The easiest way to effectively massage in quotations is by purposefully returning to each one in your draft to see if you set the stage for your readers—often, by signaling that a quote is about to come, stating who the quote came from, and showing how your readers should interpret it…[This] could be done by introducing the quotation with something like this…:

We should all be prepared with a backup plan if a zombie invasion occurs. Max Brooks suggests a number of ways to prepare for zombies’ particular traits, though he underestimates the ability of humans to survive in harsh environments. For example, he writes, “Unlike its human counterparts, an army of zombies is completely independent of support” (115). His shortsightedness could have a number of consequences…

Section B

Below are descriptions for the 4 different writing courses offered at Drew. Please read each one carefully and then select which course you believe will be the best match for you.

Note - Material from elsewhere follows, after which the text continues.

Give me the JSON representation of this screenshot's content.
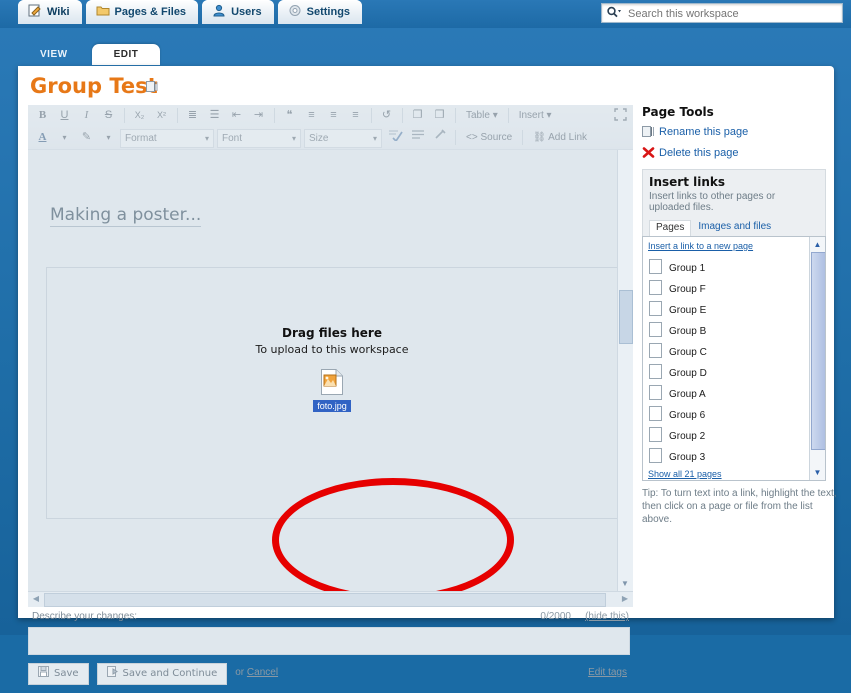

Writing 101: ESOL is a writing class for speakers of other languages. WRTG 101 extends the sense of intellectual community developed in the College Seminars in which students are co-enrolled, and also includes small group work with trained writing fellows. The writing fellows provide additional instruction and support for students as they draft and revise their papers. In this course, students explore and practice the advanced literacy skills necessary for a liberal arts education. They read and respond to texts written for a variety of audiences and analyze the style, vocabulary, and structure of those texts, along with the impact of audience and purpose. This course pays special attention to the distinct needs of ESOL learners. Students who take WRTG 101 in the Fall must register for WRTG 110 in the Spring.

Writing 102: Fundamentals extends the sense of intellectual community developed in the College Seminars in which students are co-enrolled, and also includes small group, instructor-led recitation sessions to provide additional instruction and support for students as they draft and revise their papers. In this course, students explore and practice the advanced literacy skills necessary for a liberal arts education. They read and respond to texts written for a variety of audiences and analyze the style, vocabulary, and structure of those texts, along with the impact of audience and purpose. Students who take WRTG 102 in the Fall must register for WRTG 115 in the Spring. Enrollment limit: College Writing Plus is capped at 12 students to ensure opportunity for one-on-one work.

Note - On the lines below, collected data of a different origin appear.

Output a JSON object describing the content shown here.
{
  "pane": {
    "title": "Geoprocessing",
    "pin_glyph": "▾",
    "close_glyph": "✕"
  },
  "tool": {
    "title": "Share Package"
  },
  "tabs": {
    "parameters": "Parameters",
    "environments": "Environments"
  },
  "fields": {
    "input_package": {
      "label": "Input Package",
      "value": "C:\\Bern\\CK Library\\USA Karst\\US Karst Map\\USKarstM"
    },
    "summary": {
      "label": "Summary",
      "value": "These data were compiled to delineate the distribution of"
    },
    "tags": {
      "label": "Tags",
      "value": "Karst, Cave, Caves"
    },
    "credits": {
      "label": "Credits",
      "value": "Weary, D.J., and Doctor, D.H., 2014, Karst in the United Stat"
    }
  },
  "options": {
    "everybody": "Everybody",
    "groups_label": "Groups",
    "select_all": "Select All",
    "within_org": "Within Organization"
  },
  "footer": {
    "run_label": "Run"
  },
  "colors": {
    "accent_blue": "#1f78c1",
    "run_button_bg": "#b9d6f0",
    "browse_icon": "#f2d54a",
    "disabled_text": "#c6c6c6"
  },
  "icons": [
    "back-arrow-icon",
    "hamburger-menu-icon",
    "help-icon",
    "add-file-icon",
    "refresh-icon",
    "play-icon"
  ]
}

Writing 103: extends the sense of intellectual community developed in the College Seminars in which students are co-enrolled. They read and respond to texts written for a variety of audiences and explore the style, vocabulary, and structure of those texts, along with the impact of audience and purpose. Students are introduced to academic research. Students who earn a C- or above will thereby fulfill their first-year college writing requirement; all others must enroll in WRTG 115 in the Spring.

Writing 104: Advanced extends the sense of intellectual community developed in the College Seminars in which students are co-enrolled. Ideal for students who have taken AP or honors courses in high school, this course challenges students to practice the advanced literacy skills necessary for a liberal arts education by reading and responding to academic texts. By exploring the style, vocabulary, and structure of various academic texts, they develop the flexibility to move among academic discourse communities. Students are introduced to academic research. Students who earn a C- or above will thereby fulfill their first-year college writing requirement; all others must enroll in WRTG 115 in the Spring.